Kelambatan Penggunaan Energi Ramah Lingkungan di Indonesia
Jon Respati, pengamat dari Masyarakat Energi Terbarukan Indonesia (METI), bertutur bahwa pemanfaatan energi terbarukan di Indonesia berjalan sangat lambat karena ketiadaan regulasi yang mendukung pemanfaatan energi bersih yang ramah lingkungan, demikian berita yang dilansir ANTARA.
Menurut Jon, perjuangan untuk menjadikan sumber energi terbarukan sebagai sumber energi nasional telah menghasilkan sejumlah perubahan, di antaranya dicantumkannya energi terbarukan sebagai energi yang harus dikembangkan dalam UU 27 tahun 2003 tentang Panas Bumi, UU no. 30 tahun 2007 tentang Energi, serta UU No. 30 tahun 2009 tentang Kelistrikan Nasional. Hanya saja, proses pelaksanaan ini dirasakan berjalan sangat lambat karena ketiadaan regulasi yang jelas.
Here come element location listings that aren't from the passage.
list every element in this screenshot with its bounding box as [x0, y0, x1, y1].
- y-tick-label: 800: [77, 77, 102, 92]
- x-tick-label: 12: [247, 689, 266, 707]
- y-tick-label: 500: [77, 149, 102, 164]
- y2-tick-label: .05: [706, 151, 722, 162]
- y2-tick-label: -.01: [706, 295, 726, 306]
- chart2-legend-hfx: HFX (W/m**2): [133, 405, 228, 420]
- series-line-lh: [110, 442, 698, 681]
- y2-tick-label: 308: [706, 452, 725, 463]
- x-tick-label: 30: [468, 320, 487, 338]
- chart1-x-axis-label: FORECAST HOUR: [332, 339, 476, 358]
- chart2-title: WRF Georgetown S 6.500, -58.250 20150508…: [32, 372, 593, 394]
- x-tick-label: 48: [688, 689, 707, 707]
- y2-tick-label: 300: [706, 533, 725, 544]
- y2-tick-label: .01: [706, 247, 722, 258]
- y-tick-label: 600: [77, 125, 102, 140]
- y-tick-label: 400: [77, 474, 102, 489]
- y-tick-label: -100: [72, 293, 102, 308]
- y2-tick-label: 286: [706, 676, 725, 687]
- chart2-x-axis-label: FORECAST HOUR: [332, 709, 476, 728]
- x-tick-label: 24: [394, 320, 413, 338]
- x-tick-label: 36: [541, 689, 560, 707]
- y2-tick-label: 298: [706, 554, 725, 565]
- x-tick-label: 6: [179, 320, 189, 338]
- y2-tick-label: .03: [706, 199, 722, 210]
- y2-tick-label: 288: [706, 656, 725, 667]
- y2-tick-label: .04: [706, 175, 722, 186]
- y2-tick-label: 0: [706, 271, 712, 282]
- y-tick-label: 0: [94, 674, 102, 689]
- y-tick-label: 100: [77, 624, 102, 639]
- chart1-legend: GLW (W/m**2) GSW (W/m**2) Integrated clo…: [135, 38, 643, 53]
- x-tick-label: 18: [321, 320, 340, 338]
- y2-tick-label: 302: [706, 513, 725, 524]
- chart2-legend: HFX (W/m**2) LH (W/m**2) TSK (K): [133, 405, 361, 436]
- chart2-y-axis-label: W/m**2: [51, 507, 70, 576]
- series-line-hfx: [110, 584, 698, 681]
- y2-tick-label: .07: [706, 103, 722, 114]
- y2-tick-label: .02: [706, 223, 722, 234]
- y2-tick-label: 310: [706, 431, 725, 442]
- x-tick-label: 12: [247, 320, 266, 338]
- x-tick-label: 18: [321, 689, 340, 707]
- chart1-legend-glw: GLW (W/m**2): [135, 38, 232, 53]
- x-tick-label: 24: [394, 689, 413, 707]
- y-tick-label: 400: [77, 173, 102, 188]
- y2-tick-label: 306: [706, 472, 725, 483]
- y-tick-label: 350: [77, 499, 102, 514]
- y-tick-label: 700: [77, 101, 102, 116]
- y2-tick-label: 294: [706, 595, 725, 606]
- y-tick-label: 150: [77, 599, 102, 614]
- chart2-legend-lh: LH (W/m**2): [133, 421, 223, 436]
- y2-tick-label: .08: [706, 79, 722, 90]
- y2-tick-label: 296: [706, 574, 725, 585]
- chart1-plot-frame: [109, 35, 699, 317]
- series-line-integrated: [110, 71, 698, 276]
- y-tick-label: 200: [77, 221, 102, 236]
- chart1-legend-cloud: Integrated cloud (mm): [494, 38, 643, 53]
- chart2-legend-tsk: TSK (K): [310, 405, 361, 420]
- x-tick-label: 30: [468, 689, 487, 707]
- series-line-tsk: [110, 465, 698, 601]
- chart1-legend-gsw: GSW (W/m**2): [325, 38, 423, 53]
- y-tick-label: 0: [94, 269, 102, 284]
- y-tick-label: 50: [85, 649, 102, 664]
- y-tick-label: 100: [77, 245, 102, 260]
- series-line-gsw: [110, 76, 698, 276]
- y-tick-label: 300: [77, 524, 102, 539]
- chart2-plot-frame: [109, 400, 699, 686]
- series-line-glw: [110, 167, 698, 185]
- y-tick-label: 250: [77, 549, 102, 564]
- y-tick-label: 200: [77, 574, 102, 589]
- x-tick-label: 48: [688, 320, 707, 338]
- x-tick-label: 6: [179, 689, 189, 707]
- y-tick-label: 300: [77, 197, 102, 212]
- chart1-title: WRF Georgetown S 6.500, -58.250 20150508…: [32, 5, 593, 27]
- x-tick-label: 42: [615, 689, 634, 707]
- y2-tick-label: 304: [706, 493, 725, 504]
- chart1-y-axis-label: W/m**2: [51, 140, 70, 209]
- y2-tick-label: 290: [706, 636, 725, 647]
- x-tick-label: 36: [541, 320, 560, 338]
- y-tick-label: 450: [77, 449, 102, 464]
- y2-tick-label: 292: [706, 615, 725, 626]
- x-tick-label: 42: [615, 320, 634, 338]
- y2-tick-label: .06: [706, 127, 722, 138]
Tidak hanya itu, peta jalan yang tercantum dalam Pengelolaan Energi Nasional 2005-2025, yang menyatakan bahwa 17 persen dari energi nasional pada tahun 2025 harus dihasilkan dari sumber energi bersih dan terbarukan yang telah dilaksanakan selama lima tahun, belum memunculkan hasil seperti yang diharapkan.
Lebih lanjut, Jon berkata bahwa seharusnya pemerintah menjadikan sumber energi terbarukan sebagai solusi untuk mengatasi krisis energi nasional, dan tidak sekadar dipandang sebagai sebuah energi alternatif.